Metastatic dissemination remains a principal determinant of outcome in epithelial cancers [1]. Beyond canonical biochemical signaling, accumulating evidence indicates that cell and nuclear mechanics regulate transcription-factor accessibility and thereby shape epithelial plasticity and invasive behavior [2], [3], [4]. Small GTPases orchestrate actin architecture, traction generation, and polarity during migration by integrating protrusion dynamics, stress-fiber contractility, and adhesion turnover to produce directed motility [5], [6]. Within this family, RhoB is well positioned to influence cytoskeletal remodeling and force transmission [7]; however, whether RhoB controls actin organization to nucleus-directed mechanotransduction that affects metastasis-relevant programs, and what specific role it plays in a mechanics-to-nucleus pathway, remains undefined.

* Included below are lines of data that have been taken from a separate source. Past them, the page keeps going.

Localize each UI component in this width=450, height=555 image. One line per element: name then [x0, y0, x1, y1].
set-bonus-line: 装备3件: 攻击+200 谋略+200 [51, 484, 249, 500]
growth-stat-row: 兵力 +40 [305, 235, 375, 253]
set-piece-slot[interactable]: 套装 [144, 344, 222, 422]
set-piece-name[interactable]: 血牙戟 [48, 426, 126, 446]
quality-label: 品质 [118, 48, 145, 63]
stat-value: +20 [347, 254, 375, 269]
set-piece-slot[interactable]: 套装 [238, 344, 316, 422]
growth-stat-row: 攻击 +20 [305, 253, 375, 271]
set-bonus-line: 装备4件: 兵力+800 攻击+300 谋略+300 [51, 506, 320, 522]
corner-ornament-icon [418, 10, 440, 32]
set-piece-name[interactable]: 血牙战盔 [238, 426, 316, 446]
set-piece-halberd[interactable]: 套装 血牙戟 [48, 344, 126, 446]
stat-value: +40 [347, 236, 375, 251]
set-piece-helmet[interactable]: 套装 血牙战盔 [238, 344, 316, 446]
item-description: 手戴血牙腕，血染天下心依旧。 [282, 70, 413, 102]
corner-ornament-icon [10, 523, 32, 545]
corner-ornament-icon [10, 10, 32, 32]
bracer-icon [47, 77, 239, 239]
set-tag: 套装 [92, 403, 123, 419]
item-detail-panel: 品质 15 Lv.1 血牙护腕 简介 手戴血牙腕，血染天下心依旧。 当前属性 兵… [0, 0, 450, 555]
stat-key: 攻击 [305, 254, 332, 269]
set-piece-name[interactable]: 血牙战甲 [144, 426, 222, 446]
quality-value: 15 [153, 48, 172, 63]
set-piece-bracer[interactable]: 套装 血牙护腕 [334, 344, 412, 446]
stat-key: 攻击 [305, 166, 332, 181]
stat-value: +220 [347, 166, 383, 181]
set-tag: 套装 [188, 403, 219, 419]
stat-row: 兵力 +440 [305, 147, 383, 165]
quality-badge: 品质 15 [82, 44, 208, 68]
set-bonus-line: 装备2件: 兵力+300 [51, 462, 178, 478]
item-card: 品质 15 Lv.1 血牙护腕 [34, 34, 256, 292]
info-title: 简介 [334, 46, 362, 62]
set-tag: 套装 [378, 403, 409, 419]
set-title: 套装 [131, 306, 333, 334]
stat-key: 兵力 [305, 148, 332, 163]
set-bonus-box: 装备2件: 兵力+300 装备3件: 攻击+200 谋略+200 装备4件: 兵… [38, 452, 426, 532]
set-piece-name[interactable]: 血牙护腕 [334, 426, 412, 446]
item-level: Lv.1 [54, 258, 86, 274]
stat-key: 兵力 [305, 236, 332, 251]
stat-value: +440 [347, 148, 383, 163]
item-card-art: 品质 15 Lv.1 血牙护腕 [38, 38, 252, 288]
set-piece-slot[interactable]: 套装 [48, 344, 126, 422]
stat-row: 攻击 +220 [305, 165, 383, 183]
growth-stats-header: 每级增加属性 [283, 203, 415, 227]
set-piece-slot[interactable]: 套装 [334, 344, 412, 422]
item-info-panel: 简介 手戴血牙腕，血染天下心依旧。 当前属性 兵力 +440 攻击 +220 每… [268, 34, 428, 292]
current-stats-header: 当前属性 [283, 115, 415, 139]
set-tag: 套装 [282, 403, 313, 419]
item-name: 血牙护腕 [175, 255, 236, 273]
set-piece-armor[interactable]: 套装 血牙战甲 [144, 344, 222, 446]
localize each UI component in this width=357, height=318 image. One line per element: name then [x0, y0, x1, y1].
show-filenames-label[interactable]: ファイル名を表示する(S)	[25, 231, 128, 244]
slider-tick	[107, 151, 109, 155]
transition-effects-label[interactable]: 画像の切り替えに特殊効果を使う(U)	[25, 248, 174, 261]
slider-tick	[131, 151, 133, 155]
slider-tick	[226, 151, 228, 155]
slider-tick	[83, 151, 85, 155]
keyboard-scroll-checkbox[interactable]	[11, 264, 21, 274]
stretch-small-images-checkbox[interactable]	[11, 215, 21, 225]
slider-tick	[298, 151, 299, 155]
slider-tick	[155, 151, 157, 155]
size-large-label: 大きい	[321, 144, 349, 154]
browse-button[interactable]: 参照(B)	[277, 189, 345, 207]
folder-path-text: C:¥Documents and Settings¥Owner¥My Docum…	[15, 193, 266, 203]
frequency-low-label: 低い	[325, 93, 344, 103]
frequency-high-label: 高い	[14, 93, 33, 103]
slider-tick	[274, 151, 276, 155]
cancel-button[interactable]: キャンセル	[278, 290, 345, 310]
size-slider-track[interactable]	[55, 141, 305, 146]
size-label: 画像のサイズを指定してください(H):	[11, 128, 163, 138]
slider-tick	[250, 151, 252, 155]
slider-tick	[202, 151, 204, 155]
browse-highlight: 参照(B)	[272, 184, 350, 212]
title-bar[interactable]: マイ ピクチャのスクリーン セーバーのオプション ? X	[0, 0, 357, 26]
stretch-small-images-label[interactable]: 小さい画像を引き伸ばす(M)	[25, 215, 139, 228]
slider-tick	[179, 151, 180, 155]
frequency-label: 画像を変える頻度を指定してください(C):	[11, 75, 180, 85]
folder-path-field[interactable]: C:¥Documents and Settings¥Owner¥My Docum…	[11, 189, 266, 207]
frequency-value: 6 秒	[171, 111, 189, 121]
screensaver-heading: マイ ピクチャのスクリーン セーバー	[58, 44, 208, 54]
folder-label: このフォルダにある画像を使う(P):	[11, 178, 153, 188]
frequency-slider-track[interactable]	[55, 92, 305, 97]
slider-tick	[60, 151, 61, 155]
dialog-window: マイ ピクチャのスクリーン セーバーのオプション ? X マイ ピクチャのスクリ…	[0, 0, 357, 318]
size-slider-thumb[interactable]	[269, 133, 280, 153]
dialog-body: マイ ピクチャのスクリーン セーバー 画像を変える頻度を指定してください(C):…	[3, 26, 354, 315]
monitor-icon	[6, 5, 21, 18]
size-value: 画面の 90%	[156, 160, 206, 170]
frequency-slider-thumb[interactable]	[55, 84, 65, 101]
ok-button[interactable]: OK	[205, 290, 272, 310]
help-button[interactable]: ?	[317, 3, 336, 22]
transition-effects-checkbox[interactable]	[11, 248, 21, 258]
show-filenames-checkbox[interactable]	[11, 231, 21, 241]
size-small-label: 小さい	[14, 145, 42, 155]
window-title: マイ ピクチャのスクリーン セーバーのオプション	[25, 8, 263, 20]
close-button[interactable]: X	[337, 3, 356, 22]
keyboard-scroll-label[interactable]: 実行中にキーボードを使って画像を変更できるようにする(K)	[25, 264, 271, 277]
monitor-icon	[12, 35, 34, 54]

Accordingly, we used colorectal epithelial cell lines as a phenotype- and measurement-tractable model system and compared transcriptomes under RhoB-competent and RhoB-deficient conditions. Enrichment analyses implicated epithelial-to-mesenchymal transition (EMT) and Wnt/β-catenin programs as differentially engaged according to RhoB status. Within this context, EMT is a key program associated with metastatic competence in epithelial systems [8], [9]. EMT entails loss of epithelial features, including apicobasal polarity and E-cadherin-mediated junctions, together with acquisition of mesenchymal phenotypes that enhance motility and invasiveness [8]. These changes occur alongside cytoskeletal remodeling and reduced cell rigidity that facilitate stromal invasion [10], [11]. Such characteristics position small-GTPase-controlled cytoskeletal and biomechanical states as plausible regulators of EMT plasticity [6]. Although previous work linked RhoB to metastasis and therapy resistance [12], [13], it remains unclear whether RhoB aligns cytoskeletal organization with nuclear mechanics to influence EMT programs.

To address this gap, we integrated genetic perturbations with quantitative cytoskeletal and nanomechanical measurements, subcellular localization assays, and functional migration and invasion assays in this epithelial model (Fig. 1a). Our results indicate that loss of RhoB is associated with attenuated F-actin polymerization, fewer stress fibers and lamellipodia, increased whole-cell and nuclear stiffness, reduced nuclear β-catenin accompanied by an epithelial shift in EMT markers, and diminished motility. We further identify Rab1A as a RhoB-associated small-GTPase-partner, with combined perturbation producing stronger effects than single-gene targeting. Together, these findings delineate a mechanics-to-nucleus route coordinated by a RhoB and Rab1A functional complex that links cytoskeletal organization to β-catenin compartmentalization and EMT-linked traits in an epithelial model system, suggesting principles for mechanically informed control of epithelial behavior.